I am not following. After regulator voltage is fine. It is between rectification and regulation that is showing problems.?

Thanks

! 3rd February 2012 06:59 PM

Quote:

Originally Posted by mjock3 (Post 2890379)
I have built 2- 5 volt DC power supplies.

Schematic? What type of PSU? A schematic or enough detail to know exactly what it is, is very useful.

Quote:

One seems just fine the other is running hot and noisy.
What does noisy mean exactly?

Quote:

I check the voltage coming out of both transformers(11.7 & 11.9) and they are within .2 v ac. After rectification 1 is 9.4 v dc, and the other is 13.85. What can be causing that? I am thinking that is why one of the regulators is running hot.

Thanks!
Are these PSU connected to a load? If they are switching PSU, they may need to be connected to a load to regulate properly, or at least have a ballast resistor between output and ground to cause a few dozens of mA current flow.

If they are not switching PSU, your rectified DC is too low for both of them, "probably" but without a schematic we can only assume. The second PSU measuring 13.85VDC, is not too far off an expected value if it is powering a load. The first measuring 9.4V seems to have a problem, perhaps a wiring or soldering fault, shorted capacitor or regulator.

Measure the voltage before and after the regulator. Is it the correct/expected value?

mjock3 3rd February 2012 07:19 PM

http://johnswenson1.home.comcast.net...ereo/SB_5V.GIFNot sure if the post is right as I have not done this before. But this is the first Linear power supply. The second is a variation of the first, in that it is done without the coil.
They both have a load on them at time of checking. Regulators are LT1084's.







http://http://johnswenson1.home.comc...ereo/SB_5V.GIF

agdr 3rd February 2012 07:37 PM

Measure the DC voltage at the output of the regulator chip on the "bad" supply. Remove the load and then measure it again, along with the voltage going into the regulator. What do you measure?

DF96 3rd February 2012 07:39 PM

You haven't told us which one works and which one fails. The one with the coil will behave a bit like a choke input supply, although modified by the small input cap. The one without the coil is a cap input supply so it will have much larger but shorter charging pulses.

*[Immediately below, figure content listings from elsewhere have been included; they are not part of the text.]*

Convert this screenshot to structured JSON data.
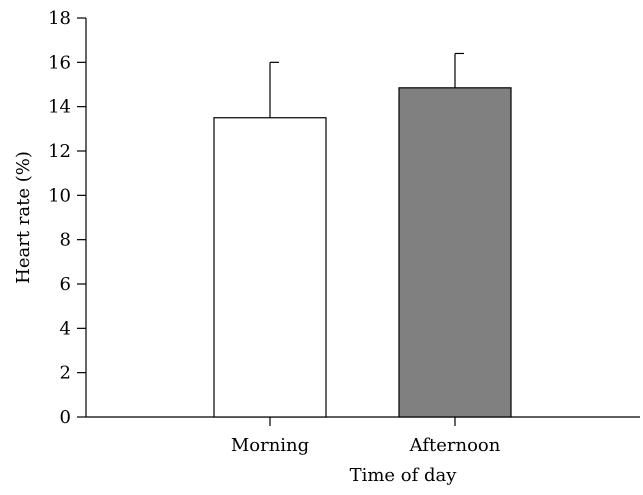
{
  "chart_data": {
    "type": "bar",
    "title": "",
    "xlabel": "Time of day",
    "ylabel": "Heart rate (%)",
    "categories": [
      "Morning",
      "Afternoon"
    ],
    "values": [
      13.5,
      14.85
    ],
    "error_upper": [
      16.0,
      16.4
    ],
    "bar_colors": [
      "#ffffff",
      "#808080"
    ],
    "ylim": [
      0,
      18
    ],
    "yticks": [
      0,
      2,
      4,
      6,
      8,
      10,
      12,
      14,
      16,
      18
    ],
    "grid": false,
    "legend": "none"
  }
}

This could make the transformer heat up, also the regulator as it will have a higher input voltage.

thaumaturge 3rd February 2012 07:40 PM

Quote:

Originally Posted by mjock3 (Post 2890478)
Not sure if the post is right as I have not done this before. But this is the first Linear power supply. The second is a variation of the first, in that it is done without the coil.
They both have a load on them at time of checking. Regulators are LT1084's

I usually run some low value (0.1uF - 1.0 uF) caps right next to linear regulators. They have a different time constant than the larger value caps and thus help suppress possible oscillations. I'd also try running the pair unloaded for a while to eliminate a possible loading problem.

Doc

ChicagoJTW 3rd February 2012 07:48 PM

mjock--

You may have the wiring of the transformer secondaries wrong. Check the phasing.

mjock3 3rd February 2012 08:07 PM

ChicagoJTW I looked at both trans and the appear to be wired the same. I am not quite sure what phase means though.

agdr: the voltages are as follows with load 13.78 in 5.64 out; no load 5.64 out 15.48 in. Let me explain the out. I am trying to use a music rail at the end of supply and it uses .5 volts.

DF96: the one that is acting up is the one above, I am just guessing it has to do with extra voltage.

thaumaturge: you know I was wondering if that could play a part, but I just didn't know.

Thank you all! Please let me know if anything I have said above gives cause for comment.